As a New York Times, Wall St. Journal and USA Today bestselling author, Slap said when people share the same basic lifestyle, workplace and traditions, they form as a culture.

“The purpose is to share the beliefs of the rules of survival and emotional prosperity, in an employee culture that means what does it take to survive in this company, in this industry and in this team working for you,” he observed.

“And in knowing that I’m basically going to be okay, how do I get rewarded emotionally? You may think if you’re a manager, how hard is it?

“Make your numbers and you’ll survive and we’ll even tell you you’re doing a great job, done.

“No not done. That only works for an employee culture if there’s a reliable line between what happens to the company and what happens to the culture, and that is rarely the case.”

If managers in the channel want an employee culture to support the business, Slap insisted that while “it will support you, you cannot bribe or bluff an employee culture”.

“The antenna of an employee culture works 24/7, it’s credibility detector is infallible, and perceptions are alarmingly accurate and it’s memory is elephantine, and you can’t tell a culture what to believe, you can’t stop a culture from existing or bully a culture,” he warned.

“But as a manager, you can take strong comfort from knowing that an employee culture is the ultimate rational organism."

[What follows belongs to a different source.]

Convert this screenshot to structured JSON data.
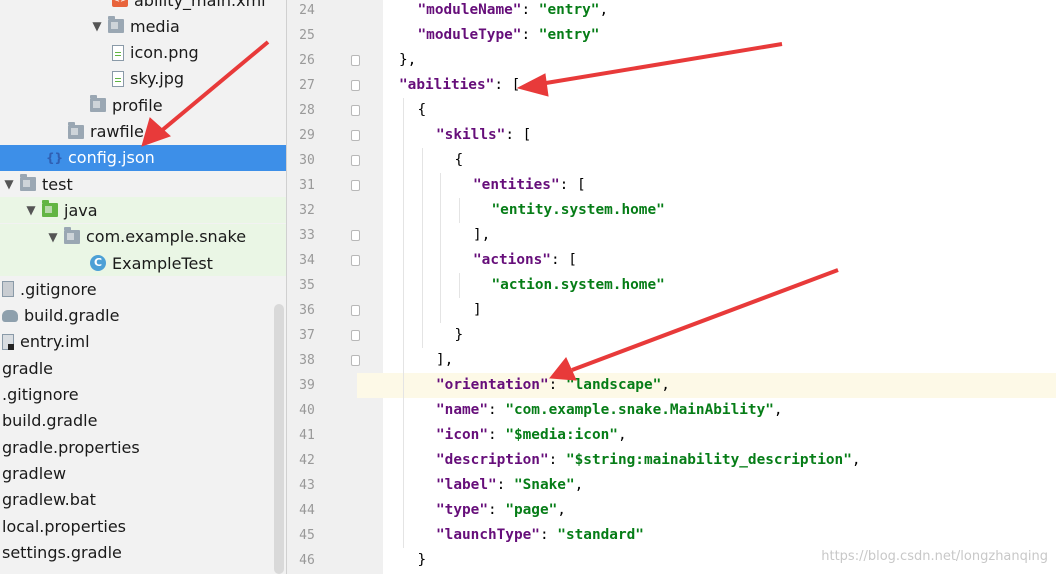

As Slap explained, it just wants to understand the known rules of survival and emotional prosperity - it just wants those to be reliable.

“Your employee will give you anything you want, but you have to give it want it wants first,” he said.

“And it wants to know what are the reliable rules of survival and emotional prosperity. If you remember just that one thing, and you’ll be halfway home.”

EDGE is designed to bring the Australia and New Zealand channel together in a collaborative and educational environment, providing vendors, distributors and partners with the competitive advantage necessary to bring continued success in 2016 and beyond.